Instead of easing international trade, India just put the skids on one of the most convenient ways to buy and sell items between countries. Yes, The Reserve Bank of India (RBI) has spoken out against using PayPal accounts. Payments to merchants in India from foreigners are being restricted.
Earlier, RBI had questioned whether PayPal payments should be regulated the same as wire transfers of cash. Now, they have officially imposed regulatory restrictions.

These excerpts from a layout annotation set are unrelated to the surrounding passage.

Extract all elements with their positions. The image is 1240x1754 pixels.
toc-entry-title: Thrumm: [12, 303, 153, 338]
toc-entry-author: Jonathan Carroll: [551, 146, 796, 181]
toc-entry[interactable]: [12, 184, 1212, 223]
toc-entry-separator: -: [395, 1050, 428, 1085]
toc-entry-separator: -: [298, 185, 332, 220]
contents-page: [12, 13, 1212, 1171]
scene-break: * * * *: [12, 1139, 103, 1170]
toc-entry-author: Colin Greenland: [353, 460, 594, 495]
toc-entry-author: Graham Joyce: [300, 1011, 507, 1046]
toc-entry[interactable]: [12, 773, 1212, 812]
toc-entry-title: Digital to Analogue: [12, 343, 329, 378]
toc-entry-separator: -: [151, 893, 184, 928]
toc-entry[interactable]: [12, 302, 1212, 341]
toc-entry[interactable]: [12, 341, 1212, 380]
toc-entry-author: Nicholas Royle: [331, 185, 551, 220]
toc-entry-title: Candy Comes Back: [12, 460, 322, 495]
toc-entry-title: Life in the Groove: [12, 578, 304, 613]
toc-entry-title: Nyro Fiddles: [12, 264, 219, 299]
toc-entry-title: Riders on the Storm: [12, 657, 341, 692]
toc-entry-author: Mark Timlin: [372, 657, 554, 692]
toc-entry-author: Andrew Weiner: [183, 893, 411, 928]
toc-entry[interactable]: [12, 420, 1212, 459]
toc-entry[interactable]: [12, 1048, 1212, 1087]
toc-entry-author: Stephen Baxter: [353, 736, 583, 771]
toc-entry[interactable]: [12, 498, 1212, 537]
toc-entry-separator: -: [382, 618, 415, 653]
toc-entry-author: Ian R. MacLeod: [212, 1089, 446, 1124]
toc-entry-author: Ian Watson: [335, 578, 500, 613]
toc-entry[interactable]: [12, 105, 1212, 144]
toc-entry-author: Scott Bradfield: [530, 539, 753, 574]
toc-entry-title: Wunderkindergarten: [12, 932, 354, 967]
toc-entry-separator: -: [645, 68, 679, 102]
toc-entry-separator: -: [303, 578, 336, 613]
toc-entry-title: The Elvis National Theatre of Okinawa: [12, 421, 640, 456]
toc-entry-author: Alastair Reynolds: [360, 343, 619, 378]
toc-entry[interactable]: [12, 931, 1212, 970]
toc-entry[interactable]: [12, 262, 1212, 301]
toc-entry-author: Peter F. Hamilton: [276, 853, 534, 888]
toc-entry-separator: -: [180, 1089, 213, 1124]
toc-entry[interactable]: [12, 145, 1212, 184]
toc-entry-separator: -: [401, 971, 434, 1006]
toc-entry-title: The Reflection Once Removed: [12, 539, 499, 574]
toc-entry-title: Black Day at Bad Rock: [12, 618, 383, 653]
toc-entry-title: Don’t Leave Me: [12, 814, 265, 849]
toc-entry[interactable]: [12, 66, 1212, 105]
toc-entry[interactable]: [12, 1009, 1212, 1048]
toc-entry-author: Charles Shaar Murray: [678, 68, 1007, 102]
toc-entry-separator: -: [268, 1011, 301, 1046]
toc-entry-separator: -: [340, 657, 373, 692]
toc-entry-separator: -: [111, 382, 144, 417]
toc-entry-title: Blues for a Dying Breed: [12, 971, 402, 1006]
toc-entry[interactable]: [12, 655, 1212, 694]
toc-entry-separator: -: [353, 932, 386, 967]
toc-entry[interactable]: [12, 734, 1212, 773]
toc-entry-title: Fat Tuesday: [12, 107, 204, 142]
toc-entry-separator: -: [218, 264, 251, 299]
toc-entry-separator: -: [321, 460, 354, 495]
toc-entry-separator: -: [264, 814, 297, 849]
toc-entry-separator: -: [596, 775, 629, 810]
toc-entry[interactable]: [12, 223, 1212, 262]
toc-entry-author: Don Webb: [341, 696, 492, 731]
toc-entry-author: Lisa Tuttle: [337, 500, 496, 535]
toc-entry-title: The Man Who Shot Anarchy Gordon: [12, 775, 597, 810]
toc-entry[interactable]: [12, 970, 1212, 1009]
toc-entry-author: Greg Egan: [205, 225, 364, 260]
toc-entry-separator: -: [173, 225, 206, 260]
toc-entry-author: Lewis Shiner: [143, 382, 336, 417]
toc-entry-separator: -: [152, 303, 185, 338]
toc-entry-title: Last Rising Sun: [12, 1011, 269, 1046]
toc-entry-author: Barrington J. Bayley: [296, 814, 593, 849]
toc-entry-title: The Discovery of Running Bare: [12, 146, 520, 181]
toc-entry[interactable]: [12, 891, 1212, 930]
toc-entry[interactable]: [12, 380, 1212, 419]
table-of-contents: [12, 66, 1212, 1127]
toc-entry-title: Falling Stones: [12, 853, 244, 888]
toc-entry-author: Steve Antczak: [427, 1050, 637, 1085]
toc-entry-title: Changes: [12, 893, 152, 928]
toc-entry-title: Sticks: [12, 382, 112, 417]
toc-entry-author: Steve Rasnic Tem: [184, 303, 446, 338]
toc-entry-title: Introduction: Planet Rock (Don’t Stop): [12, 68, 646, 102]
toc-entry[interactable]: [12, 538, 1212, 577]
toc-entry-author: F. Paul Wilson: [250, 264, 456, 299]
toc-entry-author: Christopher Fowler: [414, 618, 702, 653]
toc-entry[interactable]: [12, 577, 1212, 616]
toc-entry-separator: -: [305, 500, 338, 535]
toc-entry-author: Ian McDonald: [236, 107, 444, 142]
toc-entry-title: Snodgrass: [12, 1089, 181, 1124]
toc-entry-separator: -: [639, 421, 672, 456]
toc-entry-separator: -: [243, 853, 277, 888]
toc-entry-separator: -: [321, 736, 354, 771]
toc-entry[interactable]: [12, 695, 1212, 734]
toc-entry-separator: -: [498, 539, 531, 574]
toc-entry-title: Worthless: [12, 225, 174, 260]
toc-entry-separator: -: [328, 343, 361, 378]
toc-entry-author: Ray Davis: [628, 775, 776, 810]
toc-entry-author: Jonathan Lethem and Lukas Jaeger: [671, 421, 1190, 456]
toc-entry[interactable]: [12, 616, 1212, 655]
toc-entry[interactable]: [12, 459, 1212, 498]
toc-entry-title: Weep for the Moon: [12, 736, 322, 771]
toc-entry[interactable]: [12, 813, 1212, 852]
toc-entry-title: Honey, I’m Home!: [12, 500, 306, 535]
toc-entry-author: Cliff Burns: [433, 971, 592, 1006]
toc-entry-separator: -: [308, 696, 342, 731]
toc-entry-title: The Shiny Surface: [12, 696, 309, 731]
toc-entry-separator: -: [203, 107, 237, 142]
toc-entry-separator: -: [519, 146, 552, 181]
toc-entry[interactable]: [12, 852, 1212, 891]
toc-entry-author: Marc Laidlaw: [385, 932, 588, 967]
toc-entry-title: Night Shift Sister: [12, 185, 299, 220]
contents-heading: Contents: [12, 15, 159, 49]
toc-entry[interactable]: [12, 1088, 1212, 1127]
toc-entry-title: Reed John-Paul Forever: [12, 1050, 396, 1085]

The PayPal team wrote on their website that in order to comply with the RBI Guidelines, the company's user agreement in India will be amended for the following services as follows:
Any balance in and all future payments into your PayPal account may not be used to buy goods or services and must be transferred to your bank account in India within 7 days from the receipt of confirmation from the buyer in respect of the goods or services; and export-related payments for goods and services into your PayPal account may not exceed US$500 per transaction.
Reading between the lines, it appears the financial institutions of India said, "Whoa, wait a minute, we want to have that money pass through our portals, how else can an honest banker earn a living?" In fact, Dr K. C. Chakrabarty, deputy governor with RBI said on January 19 at Banknet's 7th Annual Conference on Payment Systems at Mumbai that "banks would also have to gear-up for competition from non-bank players."
You can't buy this $912 rosewood buffet in India using PayPal
So, don't expect to use your PayPal account to buy that unique piece of furniture hard carved from Indian rosewood for your dining room. At $912, you can only put $500 of it through PayPal. So says the Reserve Bank of India. You need to pull out a credit card or use an alternative payment plan. In his address, Chakrabarty said:
Another challenge that has to be highlighted is the growing complexity of payment products and their impact. Many of these operators, who are licensed to operate by regulators of their country of incorporation, solicit customers from across the globe. They do not seek to comply with the legal/regulatory requirements of the countries covered.
However, PayPal stood up and took notice and appears to be ready to cooperate. Possibly because PayPal blogger Anuj Nayar claims that most of the merchant transactions processed through PayPal in India involve less than $500. Another consideration comes to light via a comment at the Times of India:
Everyone wants government to take steps to control black money but nobody likes it when government does it. Granted there are also 'alternative' routes but that doesn't mean we shouldn't monitor PayPal. Similarly, implementing KYC (know your customer) for all MF accounts will drastically cut the black money in share markets. Again, there are alternatives but that doesn't mean we shouldn't plug these loopholes.
World-Check, the industry standard Know Your Customer (KYC) compliance solution, provides an overview of KYC compliance and its origins and outlines the compliance mandate as applicable to banks, accounting firms, lawyers and other regulated financial service providers – not just in the UK, Europe and the USA, but all around the world. A black money scam was explained in an ABC news special. Regardless of the reason, your money isn't yours to spend or use wherever and however you choose when it comes to India.